Le théâtre expressionniste
Le théâtre expressionniste obéit à la même esthétique et à la même éthique que la poésie. Mais il traite plus volontiers du passage de la société des robots à la communauté nouvelle et plus humaine. Le genre le plus caractéristique est le Stationendrama : différentes étapes (les « stations ») remplacent l'enchaînement logique de l'action ; le héros fait la route qui doit le mener vers sa réalisation encore idéale (l'homme nouveau) ; il échoue, mais il est justifié (et sauvé) parce qu'il a quitté la mesquine et monotone société.
Ce faisant, l'expressionnisme rompt avec le théâtre tel qu'il existait depuis la Renaissance ; le drame, en effet, était fondé sur les conflits de caractères, sur les intrigues, sur les contradictions et un dénouement ; l'expressionnisme supprime d'un coup caractères, milieux et intrigues ; il rejoint le mystère du Moyen Âge pour affirmer la présence d'un héros à la fois minable et exemplaire, reflet de l'homme à recréer ; plus de conflits classiques ou bourgeois, l'action est un déroulement, un chemin qui parfois ressemble au chemin de croix. Une « Tragödie » de Strindberg datant de 1898 fournit le prototype du genre, et elle porte le nom symbolique du Chemin de Damas. L'Inconnu, seul d'abord, se divise : le Moi qui tend vers le mal, le Moi qui tend vers le bien, puis l'Inconnu et le Connu, le Tenté et le Tentateur ; à un coin de rue, l'Inconnu rencontre Eve la Dame, qui le suit en éloignant de lui les démons, mais, aussitôt que la Dame s'éloigne, les démons l'assaillent de nouveau sur ce chemin de Damas : ce sont le Confesseur, le Mendiant, le Médecin, le Fou…, et ainsi durant sept stations ; à la fin, la Dame elle-même se révèle être une partie de ce moi déchiré qui toujours revient à l'entier et ne trouve pas d'issue ; l'Inconnu a cru entrevoir au-delà de cet univers qu'il est à lui seul, mais ce n'était que mirage ; il finit par se retrouver au même coin de rue où il rencontra la Dame ; la boucle se referme ; sur cette route vers Damas, l'Inconnu ne rencontre pas le miracle ; à première vue, le nihilisme semble total, mais le fait que l'Inconnu se soit mis en route et qu'il ait cherché à sortir de son cercle fait déjà de lui un homme nouveau. Dès cette première pièce, la succession des points d'intensité remplace le déroulement logique de l'action, les personnages sont rendus anonymes (l'Inconnu, la Dame, le Mendiant…), le moi lyrique domine, le général remplace partout le particulier. Des années plus tard, Paul Kornfeld, dans l'introduction de son drame Die Verführung (la Séduction, 1916), expliquera ces tendances de l'expressionnisme : « L'acteur pour répondre à la volonté nouvelle de l'art doit se libérer de la réalité et se séparer des attributs de celle-ci pour n'être que le représentant de la pensée, du sentiment et du destin. »

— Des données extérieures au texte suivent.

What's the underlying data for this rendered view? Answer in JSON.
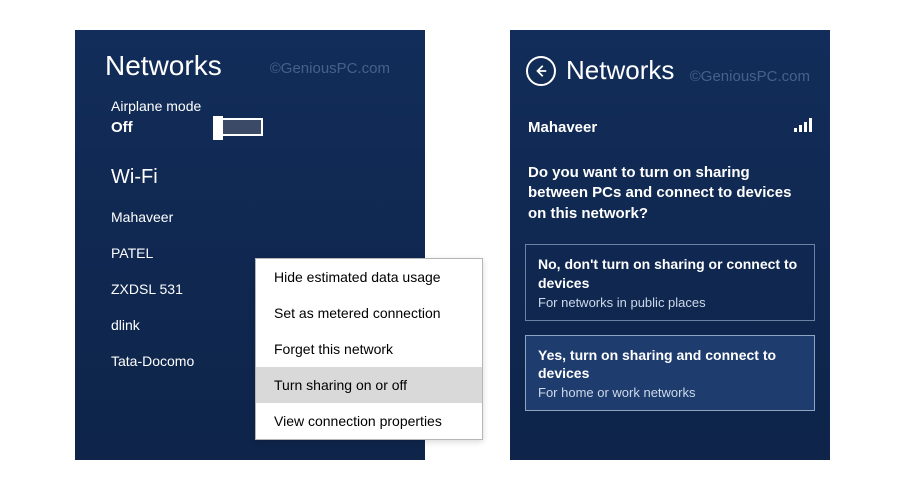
{
  "watermark": "©GeniousPC.com",
  "left": {
    "title": "Networks",
    "airplane_label": "Airplane mode",
    "airplane_status": "Off",
    "wifi_label": "Wi-Fi",
    "items": [
      "Mahaveer",
      "PATEL",
      "ZXDSL 531",
      "dlink",
      "Tata-Docomo"
    ],
    "context_menu": [
      "Hide estimated data usage",
      "Set as metered connection",
      "Forget this network",
      "Turn sharing on or off",
      "View connection properties"
    ]
  },
  "right": {
    "title": "Networks",
    "network_name": "Mahaveer",
    "prompt": "Do you want to turn on sharing between PCs and connect to devices on this network?",
    "option_no_title": "No, don't turn on sharing or connect to devices",
    "option_no_sub": "For networks in public places",
    "option_yes_title": "Yes, turn on sharing and connect to devices",
    "option_yes_sub": "For home or work networks"
  }
}
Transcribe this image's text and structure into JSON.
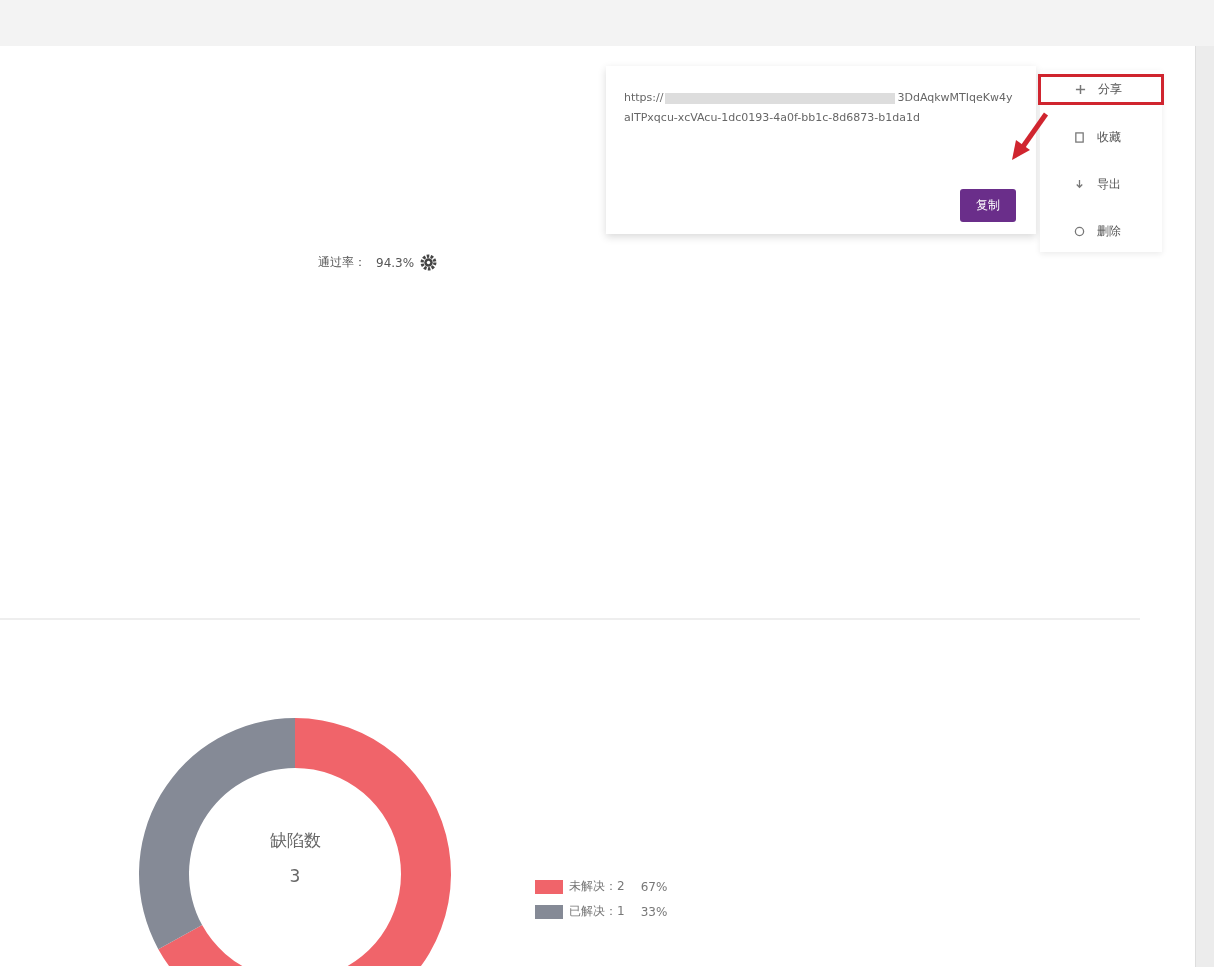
{
  "stat": {
    "label": "通过率：",
    "value": "94.3%"
  },
  "popover": {
    "link_lines": [
      "https://",
      "3DdAqkwMTIqeKw4yaI",
      "TPxqcu-xcVAcu-1dc0193-4a0f-bb1c-8d6873-b1da",
      "1d"
    ],
    "button": "复制"
  },
  "menu": [
    {
      "label": "分享"
    },
    {
      "label": "收藏"
    },
    {
      "label": "导出"
    },
    {
      "label": "删除"
    }
  ],
  "chart": {
    "center_label": "缺陷数",
    "center_value": "3",
    "legend": [
      {
        "percent": "67%",
        "color": "#f0646a"
      },
      {
        "percent": "33%",
        "color": "#858a96"
      }
    ],
    "chart_data": {
      "type": "donut",
      "categories": [
        "未解决：2",
        "已解决：1"
      ],
      "values": [
        67,
        33
      ]
    }
  }
}
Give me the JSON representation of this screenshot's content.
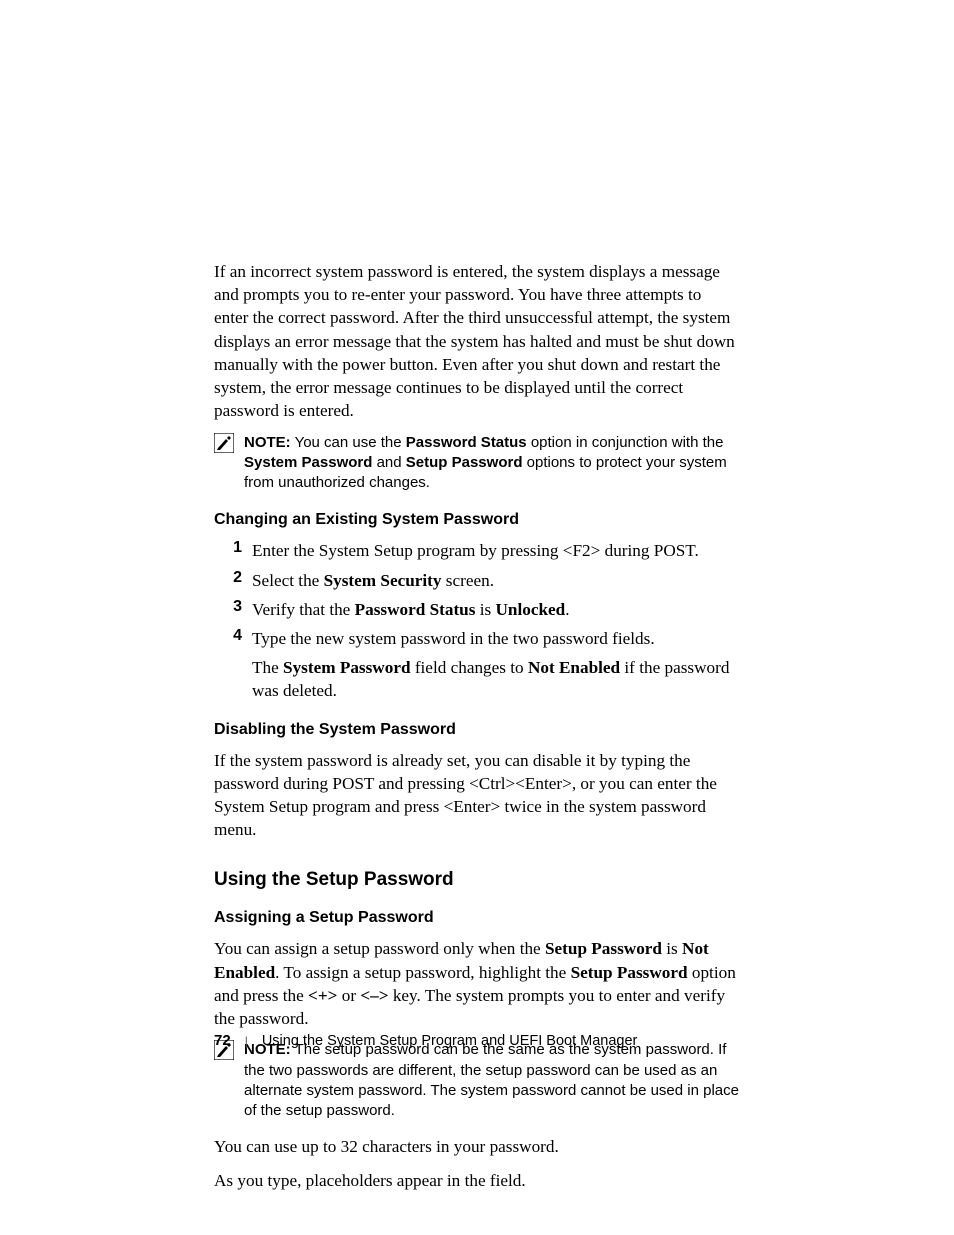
{
  "intro_paragraph": "If an incorrect system password is entered, the system displays a message and prompts you to re-enter your password. You have three attempts to enter the correct password. After the third unsuccessful attempt, the system displays an error message that the system has halted and must be shut down manually with the power button. Even after you shut down and restart the system, the error message continues to be displayed until the correct password is entered.",
  "note1": {
    "label": "NOTE:",
    "pre": " You can use the ",
    "b1": "Password Status",
    "mid1": " option in conjunction with the ",
    "b2": "System Password",
    "mid2": " and ",
    "b3": "Setup Password",
    "post": " options to protect your system from unauthorized changes."
  },
  "h4a": "Changing an Existing System Password",
  "steps": {
    "s1": "Enter the System Setup program by pressing <F2> during POST.",
    "s2_pre": "Select the ",
    "s2_b": "System Security",
    "s2_post": " screen.",
    "s3_pre": "Verify that the ",
    "s3_b1": "Password Status",
    "s3_mid": " is ",
    "s3_b2": "Unlocked",
    "s3_post": ".",
    "s4": "Type the new system password in the two password fields.",
    "s4b_pre": "The ",
    "s4b_b1": "System Password",
    "s4b_mid": " field changes to ",
    "s4b_b2": "Not Enabled",
    "s4b_post": " if the password was deleted."
  },
  "h4b": "Disabling the System Password",
  "disable_paragraph": "If the system password is already set, you can disable it by typing the password during POST and pressing <Ctrl><Enter>, or you can enter the System Setup program and press <Enter> twice in the system password menu.",
  "h3": "Using the Setup Password",
  "h4c": "Assigning a Setup Password",
  "assign": {
    "pre": "You can assign a setup password only when the ",
    "b1": "Setup Password",
    "mid1": " is ",
    "b2": "Not Enabled",
    "mid2": ". To assign a setup password, highlight the ",
    "b3": "Setup Password",
    "mid3": " option and press the ",
    "b4": "<+>",
    "mid4": " or ",
    "b5": "<–>",
    "post": " key. The system prompts you to enter and verify the password."
  },
  "note2": {
    "label": "NOTE:",
    "text": " The setup password can be the same as the system password. If the two passwords are different, the setup password can be used as an alternate system password. The system password cannot be used in place of the setup password."
  },
  "para_chars": "You can use up to 32 characters in your password.",
  "para_placeholders": "As you type, placeholders appear in the field.",
  "footer": {
    "page": "72",
    "title": "Using the System Setup Program and UEFI Boot Manager"
  }
}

Le thème du Chemin de Damas est repris dans un Stationendrama écrit en 1916 par Georg Kaiser,Von Morgens bis Mitternachts (Du matin à minuit). Un caissier est arraché au rythme monotone de son existence par le parfum d'une dame inconnue qui ne fait que passer ; rendu à lui-même par ce parfum, le caissier vole l'argent nécessaire à la vie nouvelle qu'il prétend mener ; les « stations » vont le conduire à la course des Six-Jours, au bal, à l'Armée du salut, où il ne verra que l'ombre de la charité ; il ne trouvera d'issue que dans le suicide et s'affaissera contre la croix cousue sur un rideau : « Au début il était nu, à la fin il était nu – du matin à minuit il a parcouru le cercle. » Le modeste caissier a créé sa mort ; il a voulu une « fin », alors que « dans la vie d'ici-bas, dit Rudolf Paulsen, il n'y a pas de fin ; elle est cherchée, mais jamais trouvée ».

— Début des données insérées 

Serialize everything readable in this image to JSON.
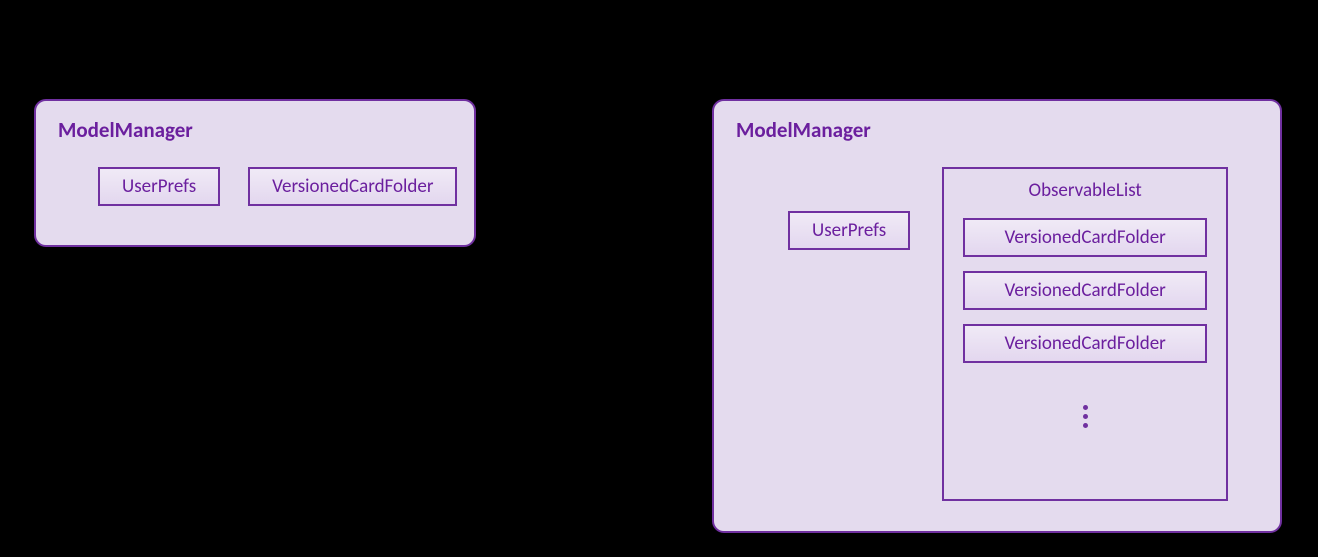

Souvent le jeu théâtral dépasse le moi : les hommes et leurs événements sont juxtaposés et confrontés dans le temps et l'espace ; dans la pièce Nebeneinander (À côté l'un de l'autre) du même Georg Kaiser, la scène est divisée en trois ; sur chaque plateau se déroule une action, et les trois actions simultanées sont unies par un lien connu des spectateurs, mais inconnu des personnages. Dans un habit qui lui a été remis, un prêteur sur gages trouve une lettre de rupture adressée à une jeune fille qui menace de se suicider si celui qu'elle aime ne revient pas sur sa décision ; l'adresse étant illisible, il se met en route et fait enquête pour retrouver et secourir la désespérée. La disposition scénique est habile et nouvelle pour l'époque. Nous assistons simultanément aux trois actions : celle de la jeune désespérée, celle du séducteur et celle du prêteur sur gages. Certes, ce dernier échoue dans son entreprise – c'est le sort de tous les héros de l'expressionnisme – , mais la recherche qu'il a commencée par altruisme l'a sorti de lui-même et de son monde : il s'est senti coupable parce que responsable de la vie d'un de ses semblables, il s'est mis en route, il est entré ainsi dans la communauté des hommes nouveaux. Plus tard dans Die Koralle (le Corail) et dans Gas, Georg Kaiser traitera plus directement de la condition humaine dans un monde industrialisé et technique ; la dépersonnalisation des personnages sera plus radicale encore ; certains, réunis souvent en groupes à la manière des chœurs antiques, ne se feront plus remarquer que par la couleur de leurs vêtements ; ces hommes-robots sans qualité seront simplement les hommes en rouge ou les hommes en bleu.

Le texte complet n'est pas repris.